The deadlines the United States has proposed in its U.N. resolution on Iraq have led some to say the administration is ready to wait three months to act against Iraq. The proposed resolution appears to allow up to 45 days for inspections to start and then 60 more for the inspectors to report back. But administration officials say they intend only a total of 60 days for all of those steps. Meanwhile, military experts are saying that while the heat would make fighting more difficult, the growing effectiveness of air power has extended the window for a possible assault on Iraq well beyond winter, which was seen as the only season for attack at the time of the gulf war 11 years ago. One official told the Los Angeles Times, "We are capable of being an all-weather force...Would we hate it, sure."

A Look Into Their Minds
There's a new book coming out that attempts a psychological profile of Usama bin Laden and Saddam Hussein. The book, edited and partly written by well-known George Washington University psychologist Jerrold Post, traces Saddam's behavior in part to his early upbringing, during which it reports that his deeply depressed mother who passed him off to a relative until he was three. The book says, "These early experiences can be seen as profoundly wounding Saddam's emerging self-esteem." Post told the New Yorker Magazine that Saddam "may be a psychopath, but he's very sane."

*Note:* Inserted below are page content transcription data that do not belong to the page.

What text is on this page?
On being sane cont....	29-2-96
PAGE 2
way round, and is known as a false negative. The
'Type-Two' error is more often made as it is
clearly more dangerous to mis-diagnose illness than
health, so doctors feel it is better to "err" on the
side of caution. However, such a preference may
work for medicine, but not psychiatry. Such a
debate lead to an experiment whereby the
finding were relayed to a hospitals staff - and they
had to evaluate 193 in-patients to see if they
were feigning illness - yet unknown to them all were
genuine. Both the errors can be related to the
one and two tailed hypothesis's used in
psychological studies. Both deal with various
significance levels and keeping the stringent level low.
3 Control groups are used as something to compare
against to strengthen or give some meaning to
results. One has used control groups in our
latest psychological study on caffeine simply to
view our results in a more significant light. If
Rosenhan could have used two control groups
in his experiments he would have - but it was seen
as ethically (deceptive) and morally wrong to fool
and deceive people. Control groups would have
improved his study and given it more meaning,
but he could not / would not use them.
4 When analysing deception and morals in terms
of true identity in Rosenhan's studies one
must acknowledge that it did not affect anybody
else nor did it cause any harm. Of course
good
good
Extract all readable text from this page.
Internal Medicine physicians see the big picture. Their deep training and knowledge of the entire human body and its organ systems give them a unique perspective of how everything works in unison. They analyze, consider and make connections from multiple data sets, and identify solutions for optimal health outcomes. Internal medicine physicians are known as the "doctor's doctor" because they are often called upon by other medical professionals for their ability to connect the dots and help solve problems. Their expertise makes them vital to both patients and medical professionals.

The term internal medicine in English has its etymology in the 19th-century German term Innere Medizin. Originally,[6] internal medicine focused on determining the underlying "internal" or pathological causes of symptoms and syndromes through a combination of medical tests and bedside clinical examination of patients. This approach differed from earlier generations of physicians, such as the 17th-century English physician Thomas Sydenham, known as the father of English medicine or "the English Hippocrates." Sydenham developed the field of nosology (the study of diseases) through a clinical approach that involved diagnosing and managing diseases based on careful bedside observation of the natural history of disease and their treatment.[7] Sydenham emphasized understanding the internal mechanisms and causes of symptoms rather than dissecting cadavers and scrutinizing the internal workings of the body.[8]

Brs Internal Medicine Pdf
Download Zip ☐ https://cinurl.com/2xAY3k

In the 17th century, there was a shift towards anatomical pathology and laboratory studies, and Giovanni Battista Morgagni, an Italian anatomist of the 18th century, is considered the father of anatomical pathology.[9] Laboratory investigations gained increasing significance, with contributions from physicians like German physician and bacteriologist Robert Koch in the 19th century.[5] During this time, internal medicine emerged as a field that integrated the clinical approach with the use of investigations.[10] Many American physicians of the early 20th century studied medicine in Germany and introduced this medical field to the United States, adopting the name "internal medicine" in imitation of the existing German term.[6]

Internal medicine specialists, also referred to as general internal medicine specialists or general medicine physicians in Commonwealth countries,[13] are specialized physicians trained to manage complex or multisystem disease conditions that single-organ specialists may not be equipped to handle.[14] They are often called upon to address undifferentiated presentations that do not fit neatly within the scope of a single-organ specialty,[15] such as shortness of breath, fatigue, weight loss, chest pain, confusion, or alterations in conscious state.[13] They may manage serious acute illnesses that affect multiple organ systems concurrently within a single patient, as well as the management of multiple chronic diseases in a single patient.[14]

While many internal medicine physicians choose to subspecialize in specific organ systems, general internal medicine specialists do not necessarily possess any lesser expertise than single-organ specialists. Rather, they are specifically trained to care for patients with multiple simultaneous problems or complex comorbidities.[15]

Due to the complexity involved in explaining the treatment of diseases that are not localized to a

Undercover Operation Finds...
An investigative team from WTMJ-TV in Milwaukee has gone undercover in a group home for the mentally retarded in Kenosha, Wisc. They found campaign workers for Jim Doyle, the Democratic candidate for governor, handing out small amounts of money and food to the residents, who were then taken upstairs to a room where they were given absentee ballots to cast their vote for governor. This comes just after the Democratic leader of the state Senate was charged with extorting political contributions from businesses and individuals, in a legislative scandal that has implicated members of both parties.

Not a Pressing Issue?
Down in Tennessee, meanwhile, a democratic political operative has decided not to press charges against Republican Senate candidate, and former governor Lamar Alexander. Paul Hunton, who carried a sign backing Democratic candidate Bob Clement at a GOP rally in the town of Dickson, says Alexander shook his hand and in doing so, squeezed and twisted it so hard that his finger was swollen and hurt for an hour. Alexander said it was merely an exchange of "firm handshakes."